# Bethak - The Desi Lounge > Student Zone >  A catalyst

## sikandar107

In Chemistry, a catalyst is an agent which increses or decreases the process of a chemical reaction without losing its own properties like in the formula of Oxygen -

KClO3 + MnO2 ------>  KCl + MnO2 + O2 (we get oxygen). Here MnO2 remains the same and its properties do not change.

Here is an intersting story to understand better the role of a catalyst, which I wish to share with u all -

A king had three sons.  When he was breathing last, he distributed his assets to his three sons in the following proportion :

a) Elder son will get 1/2 of his property
b) Second will get 1/3 of his property
c) Third will get 1/9 of his property.

So, the property was distributed according to the Will of the King without any problem.  But the problem arrived, when distribution of elephants came into picture.  There were 17 elephants and it was difficult to distribute them in the required proportion as suggested in the will.

a) Elder son would get 17/2= 8.1/2.  But he wanted Nine. But other sons wanted to give him 8 only.

b) Second son would get 17/3 = 5.2/3.  But he wanted Six.  But other sons wanted to give him 5.

c) Third son would get 17/9 = 1.8. But he wanted Two.  Others did not agree.  They wanted to give him 1 only.

In this scenario the neighbouing friend King came into picture.

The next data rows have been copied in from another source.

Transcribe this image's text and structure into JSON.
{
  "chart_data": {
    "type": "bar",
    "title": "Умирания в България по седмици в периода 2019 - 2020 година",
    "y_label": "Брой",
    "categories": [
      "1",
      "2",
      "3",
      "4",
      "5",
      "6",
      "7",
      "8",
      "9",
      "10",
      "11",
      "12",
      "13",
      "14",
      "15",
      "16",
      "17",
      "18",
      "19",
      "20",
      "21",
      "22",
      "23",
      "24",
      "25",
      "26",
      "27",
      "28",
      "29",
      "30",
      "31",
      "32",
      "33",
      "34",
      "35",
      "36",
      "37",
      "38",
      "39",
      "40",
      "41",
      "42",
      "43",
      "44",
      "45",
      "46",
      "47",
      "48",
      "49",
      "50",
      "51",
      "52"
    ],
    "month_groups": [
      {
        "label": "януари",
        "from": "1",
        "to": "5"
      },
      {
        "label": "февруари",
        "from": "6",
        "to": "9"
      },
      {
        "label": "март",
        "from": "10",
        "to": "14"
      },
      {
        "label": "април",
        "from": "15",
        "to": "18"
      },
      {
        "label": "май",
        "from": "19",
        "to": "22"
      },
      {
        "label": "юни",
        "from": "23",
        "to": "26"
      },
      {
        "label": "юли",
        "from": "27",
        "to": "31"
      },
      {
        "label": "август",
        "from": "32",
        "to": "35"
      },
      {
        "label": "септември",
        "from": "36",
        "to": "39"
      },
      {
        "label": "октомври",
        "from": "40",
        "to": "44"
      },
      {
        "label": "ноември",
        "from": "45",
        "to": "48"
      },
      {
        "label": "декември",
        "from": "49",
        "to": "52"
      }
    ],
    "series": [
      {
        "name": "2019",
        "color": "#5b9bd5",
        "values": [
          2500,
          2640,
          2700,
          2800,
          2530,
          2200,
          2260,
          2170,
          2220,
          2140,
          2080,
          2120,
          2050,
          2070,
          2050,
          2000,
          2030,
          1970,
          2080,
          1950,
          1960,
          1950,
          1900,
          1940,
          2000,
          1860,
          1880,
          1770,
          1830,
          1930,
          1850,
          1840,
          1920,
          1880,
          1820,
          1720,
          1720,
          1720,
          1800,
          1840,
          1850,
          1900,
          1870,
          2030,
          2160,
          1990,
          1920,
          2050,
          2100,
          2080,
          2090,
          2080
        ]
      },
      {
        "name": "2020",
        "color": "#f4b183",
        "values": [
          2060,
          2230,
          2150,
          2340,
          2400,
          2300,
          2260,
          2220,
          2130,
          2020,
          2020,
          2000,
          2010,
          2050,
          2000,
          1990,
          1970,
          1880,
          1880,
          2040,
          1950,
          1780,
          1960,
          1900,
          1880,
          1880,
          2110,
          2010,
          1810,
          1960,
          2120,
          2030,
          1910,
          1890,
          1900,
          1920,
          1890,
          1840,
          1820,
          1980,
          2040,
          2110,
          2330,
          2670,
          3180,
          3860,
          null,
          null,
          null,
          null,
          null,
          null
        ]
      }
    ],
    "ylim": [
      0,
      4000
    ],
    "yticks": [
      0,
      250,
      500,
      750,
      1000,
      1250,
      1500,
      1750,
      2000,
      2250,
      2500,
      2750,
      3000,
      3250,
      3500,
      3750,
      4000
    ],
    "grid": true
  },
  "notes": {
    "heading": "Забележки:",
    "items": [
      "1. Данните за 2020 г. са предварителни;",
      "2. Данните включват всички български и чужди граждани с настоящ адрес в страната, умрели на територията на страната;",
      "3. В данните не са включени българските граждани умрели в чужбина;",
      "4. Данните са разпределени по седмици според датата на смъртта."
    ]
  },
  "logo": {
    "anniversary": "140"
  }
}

He added 1 more elephant to 17 from his side and made the total number of elephats as 18.

Now -

a) Eleder son gets 18/2 = 9.  In fact he wanted 9 and he got it.
b) Second son gets 18/3 = 6. He wanted 6 and he got 6 too.
c) Third son gets 18/9 = 2.  He wanted 2 and he got 2.

If you we total up the elephants they got = 9 + 6 + 2 = 17.

And the neighbouring Kind rode in his elephant, which he had included to solve the problem, and went home smilingly.  :Smile: 

So, the 18th Elephant was the catalyst in this process.  And that is how a catalyst works.   :Smile: 

Hope you all liked it !!!

----------


## *Saira*

Amazing!My perceptions of catalysts and their functions have changed totally...Keep on posting more stuff like this Sikandar! :giveup:

----------